Com o requerimento de interposição do recurso apresentou alegações, formulando, a final, as seguintes CONCLUSÕES: 1.ª A sentença de que aqui se recorre, aferrada aos esquemas ou aspectos técnico-jurídicos e técnico-processuais, que mais que uma leitura das essências que dão corpo aos superiores princípios que dão consistência às ideias de direito e de justiça, que são princípios que expressam valores ético-jurídicos que a Constituição acolhe, espelha uma concepção própria do positivismo nominalista, em que este, nas palavras da lei tem o seu sentido e finalidade, relegando as coisas da vida e do convívio humano para posição secundária. Por isso deverá ser revogada. Posto isto: 2.ª Com base no facto dos Autores terem alegado que esperaram 19 anos por uma sentença judicial, facto que impediu o testemunho de uma pessoa que esteve no trágico evento, em que essa alegação teve em vista a demonstração da anormalidade do curso do processo cuja sentença é fundamento da presente acção, o Tribunal absolveu o Estado do pedido, quanto a este aspecto, por ser materialmente incompetente para conhecer de tal pedido. Todavia, os Autores não formularam qualquer pedido com base nesse facto, pelo que, nessa parte, a sentença deve ser revogada, porque violou o disposto nos art.ºs 552.º, n.º 1, e), 609.º, n.º 1 e 615.º, n.º 1, d) do C.P.C..

  1. Em relação ao pedido que os Autores formularam, o Tribunal decidiu assim: “Pelo exposto decide o tribunal julgar desde já procedente a excepção de prescrição invocada e ainda que assim não fosse, julgar a acção manifestamente improcedente pela não verificação do pressuposto a que alude o n.º 2 do art.º 13.º da Lei n.º 67/2007, de 31 de Dezembro, absolvendo assim o Estado Português do pedido contra si formulado pelos Autores B..., C... e D...”.

  2. O esquema judicativo seguido pelo Tribunal é ilegal. A prescrição é uma excepção peremptória cuja verificação leva à absolvição do pedido, enquanto o requisito previsto no n.º 2 do referido art.º 13.º da Lei n.º 67/2007 (sem prejuízo do que adiante é alegado) é um pressuposto processual negativo, cuja verificação (caso seja normativamente válido) tem como consequência a absolvição da instância. Assim sendo as coisas, o Tribunal recorrido teria de se pronunciar primeiro sobre esse pressuposto, cuja falta levaria à absolvição da instância, já não podendo pronunciar-se sobre a prescrição.
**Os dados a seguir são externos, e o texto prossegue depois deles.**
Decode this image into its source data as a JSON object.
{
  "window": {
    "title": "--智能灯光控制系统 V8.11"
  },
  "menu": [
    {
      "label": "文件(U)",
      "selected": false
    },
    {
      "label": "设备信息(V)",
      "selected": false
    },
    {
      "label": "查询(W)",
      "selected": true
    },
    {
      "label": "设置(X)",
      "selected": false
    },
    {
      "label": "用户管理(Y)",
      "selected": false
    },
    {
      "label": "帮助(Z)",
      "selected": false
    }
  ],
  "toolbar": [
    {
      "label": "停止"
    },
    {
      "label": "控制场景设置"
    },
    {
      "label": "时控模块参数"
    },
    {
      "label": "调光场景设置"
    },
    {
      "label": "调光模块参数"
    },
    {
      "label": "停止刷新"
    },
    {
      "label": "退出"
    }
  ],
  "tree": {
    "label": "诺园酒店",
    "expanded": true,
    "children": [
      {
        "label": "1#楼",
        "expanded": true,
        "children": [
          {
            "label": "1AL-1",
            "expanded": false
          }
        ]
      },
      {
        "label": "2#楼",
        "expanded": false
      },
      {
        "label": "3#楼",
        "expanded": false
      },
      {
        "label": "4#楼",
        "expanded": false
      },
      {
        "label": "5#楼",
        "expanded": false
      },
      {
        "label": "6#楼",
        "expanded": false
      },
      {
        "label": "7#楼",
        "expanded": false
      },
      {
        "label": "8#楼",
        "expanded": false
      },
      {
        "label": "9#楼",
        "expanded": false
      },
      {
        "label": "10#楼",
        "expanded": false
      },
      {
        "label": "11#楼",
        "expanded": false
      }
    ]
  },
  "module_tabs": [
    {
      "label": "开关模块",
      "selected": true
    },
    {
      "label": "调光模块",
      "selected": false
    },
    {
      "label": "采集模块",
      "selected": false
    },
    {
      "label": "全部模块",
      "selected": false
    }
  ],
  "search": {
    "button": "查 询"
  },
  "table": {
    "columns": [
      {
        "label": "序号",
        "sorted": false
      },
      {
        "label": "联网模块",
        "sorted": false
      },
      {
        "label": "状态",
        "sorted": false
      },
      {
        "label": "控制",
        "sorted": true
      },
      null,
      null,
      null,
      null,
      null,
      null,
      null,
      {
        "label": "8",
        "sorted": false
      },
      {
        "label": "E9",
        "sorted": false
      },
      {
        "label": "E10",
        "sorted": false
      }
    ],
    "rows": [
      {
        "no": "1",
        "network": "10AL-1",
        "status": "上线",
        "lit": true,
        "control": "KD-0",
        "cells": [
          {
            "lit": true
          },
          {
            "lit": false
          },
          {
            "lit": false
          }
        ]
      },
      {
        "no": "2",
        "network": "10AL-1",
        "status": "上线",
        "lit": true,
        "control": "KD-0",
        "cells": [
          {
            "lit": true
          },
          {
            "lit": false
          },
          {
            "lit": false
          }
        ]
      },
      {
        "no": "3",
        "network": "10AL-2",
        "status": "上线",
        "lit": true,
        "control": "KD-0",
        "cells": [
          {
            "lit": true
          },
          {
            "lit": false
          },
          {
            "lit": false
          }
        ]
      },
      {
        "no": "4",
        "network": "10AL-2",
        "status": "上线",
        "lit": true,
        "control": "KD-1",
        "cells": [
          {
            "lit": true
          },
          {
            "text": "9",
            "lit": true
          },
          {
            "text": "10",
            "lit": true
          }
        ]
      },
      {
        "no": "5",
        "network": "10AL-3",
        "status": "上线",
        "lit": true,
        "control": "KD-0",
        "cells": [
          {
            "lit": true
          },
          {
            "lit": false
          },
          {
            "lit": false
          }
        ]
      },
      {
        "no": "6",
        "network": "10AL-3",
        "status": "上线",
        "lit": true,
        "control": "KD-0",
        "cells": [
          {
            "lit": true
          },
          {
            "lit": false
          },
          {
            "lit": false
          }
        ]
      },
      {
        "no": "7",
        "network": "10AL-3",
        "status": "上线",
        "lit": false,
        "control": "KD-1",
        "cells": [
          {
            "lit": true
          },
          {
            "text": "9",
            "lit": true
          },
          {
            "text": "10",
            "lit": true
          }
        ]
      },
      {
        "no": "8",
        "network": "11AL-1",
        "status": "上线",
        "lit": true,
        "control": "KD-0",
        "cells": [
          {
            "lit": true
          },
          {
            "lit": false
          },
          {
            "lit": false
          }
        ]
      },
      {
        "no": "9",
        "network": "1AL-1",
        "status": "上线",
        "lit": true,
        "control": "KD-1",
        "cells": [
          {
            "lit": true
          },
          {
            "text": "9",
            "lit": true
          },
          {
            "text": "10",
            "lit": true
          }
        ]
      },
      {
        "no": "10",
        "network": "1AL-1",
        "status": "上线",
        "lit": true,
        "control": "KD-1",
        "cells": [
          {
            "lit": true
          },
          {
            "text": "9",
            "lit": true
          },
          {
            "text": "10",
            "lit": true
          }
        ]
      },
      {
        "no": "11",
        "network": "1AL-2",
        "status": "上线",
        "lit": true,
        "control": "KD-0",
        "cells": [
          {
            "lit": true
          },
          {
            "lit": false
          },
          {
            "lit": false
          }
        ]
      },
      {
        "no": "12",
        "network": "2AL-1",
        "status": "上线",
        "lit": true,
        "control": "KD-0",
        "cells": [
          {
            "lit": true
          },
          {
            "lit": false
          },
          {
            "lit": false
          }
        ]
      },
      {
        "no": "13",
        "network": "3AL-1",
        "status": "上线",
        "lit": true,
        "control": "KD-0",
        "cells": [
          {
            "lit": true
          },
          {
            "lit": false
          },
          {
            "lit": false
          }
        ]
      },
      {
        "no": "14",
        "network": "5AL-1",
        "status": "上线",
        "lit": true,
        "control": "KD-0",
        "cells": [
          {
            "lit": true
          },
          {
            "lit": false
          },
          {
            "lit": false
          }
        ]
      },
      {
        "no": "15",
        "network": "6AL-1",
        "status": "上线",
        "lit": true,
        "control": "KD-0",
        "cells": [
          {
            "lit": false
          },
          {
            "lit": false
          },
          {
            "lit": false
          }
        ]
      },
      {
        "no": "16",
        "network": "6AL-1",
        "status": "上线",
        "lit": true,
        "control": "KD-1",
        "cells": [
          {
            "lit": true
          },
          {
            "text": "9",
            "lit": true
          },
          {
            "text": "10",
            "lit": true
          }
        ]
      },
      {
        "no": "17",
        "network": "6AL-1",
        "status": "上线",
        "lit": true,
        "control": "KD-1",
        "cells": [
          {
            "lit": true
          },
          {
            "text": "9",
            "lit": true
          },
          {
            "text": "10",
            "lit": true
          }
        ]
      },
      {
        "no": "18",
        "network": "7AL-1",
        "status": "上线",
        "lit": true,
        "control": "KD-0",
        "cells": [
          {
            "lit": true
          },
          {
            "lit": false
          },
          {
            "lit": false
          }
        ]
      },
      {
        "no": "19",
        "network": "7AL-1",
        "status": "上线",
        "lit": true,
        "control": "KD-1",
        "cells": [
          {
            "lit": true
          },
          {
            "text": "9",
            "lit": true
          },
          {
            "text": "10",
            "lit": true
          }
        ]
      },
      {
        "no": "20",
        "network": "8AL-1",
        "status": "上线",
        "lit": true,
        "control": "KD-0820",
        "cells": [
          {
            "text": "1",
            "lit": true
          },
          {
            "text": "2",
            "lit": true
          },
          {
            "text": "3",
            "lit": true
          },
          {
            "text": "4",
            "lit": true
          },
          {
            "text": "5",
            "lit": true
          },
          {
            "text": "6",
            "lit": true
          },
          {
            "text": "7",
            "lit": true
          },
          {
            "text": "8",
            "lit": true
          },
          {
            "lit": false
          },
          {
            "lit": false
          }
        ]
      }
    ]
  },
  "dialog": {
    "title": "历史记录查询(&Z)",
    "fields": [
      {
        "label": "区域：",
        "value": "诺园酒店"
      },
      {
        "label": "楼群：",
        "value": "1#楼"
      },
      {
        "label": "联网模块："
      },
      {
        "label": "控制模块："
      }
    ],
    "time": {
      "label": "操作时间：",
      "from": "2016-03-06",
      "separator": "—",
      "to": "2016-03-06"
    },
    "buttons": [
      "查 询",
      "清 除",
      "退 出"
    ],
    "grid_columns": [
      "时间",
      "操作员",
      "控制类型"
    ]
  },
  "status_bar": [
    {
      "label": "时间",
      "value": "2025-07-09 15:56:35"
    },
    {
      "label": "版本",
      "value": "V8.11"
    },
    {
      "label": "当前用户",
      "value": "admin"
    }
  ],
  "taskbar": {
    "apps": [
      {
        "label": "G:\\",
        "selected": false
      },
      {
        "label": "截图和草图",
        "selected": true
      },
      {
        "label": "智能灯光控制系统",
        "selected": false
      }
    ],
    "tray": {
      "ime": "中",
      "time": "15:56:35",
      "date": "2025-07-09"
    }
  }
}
Com este modo de decidir o Tribunal violou o disposto nos art.ºs 577.º, 278.º, n.º 1, e) e 595.º, n.º 1, a) do C.P.C., pelo que a decisão deve ser revogada.

  3. Ao contrário do que foi escrito na sentença recorrida o direito dos Autores não prescreveu, por várias razões. Na verdade, se esta acção tinha de ser precedida da revogação da sentença proferida na acção que é fundamento da presente, sempre importaria determinar como essa sentença deveria ser revogada (acção autónoma, recurso e que recurso), e dentro de que prazo. Faltando estes esclarecimentos, e faltando a enunciação dos factos que integrariam a matéria jurídica esclarecida, nunca o Tribunal podia declarar o direito prescrito.

  4. A prescrição também não ocorreu por outras razões. Seja qual for o entendimento que se queira dar ao disposto no nº 2 do art.º 13.º referido, os efeitos do caso julgado da sentença que não reconheceu o direito dos Autores, em consequência de grave erro judiciário, não serão alterados. Essa sentença é que se tornou a causa (causa-título) do direito dos Autores contra Estado Português, resultando esse direito da conjugação do disposto nos art.ºs 2.º; 3.º, nº 1; 13.º; 202.º, nº1 e 22.º da Constituição, directamente aplicáveis por força do seu art.º 18.º, nº1.

  5. O direito constituído nos termos da conclusão 6.ª resultou do incumprimento do Estado perante os Autores...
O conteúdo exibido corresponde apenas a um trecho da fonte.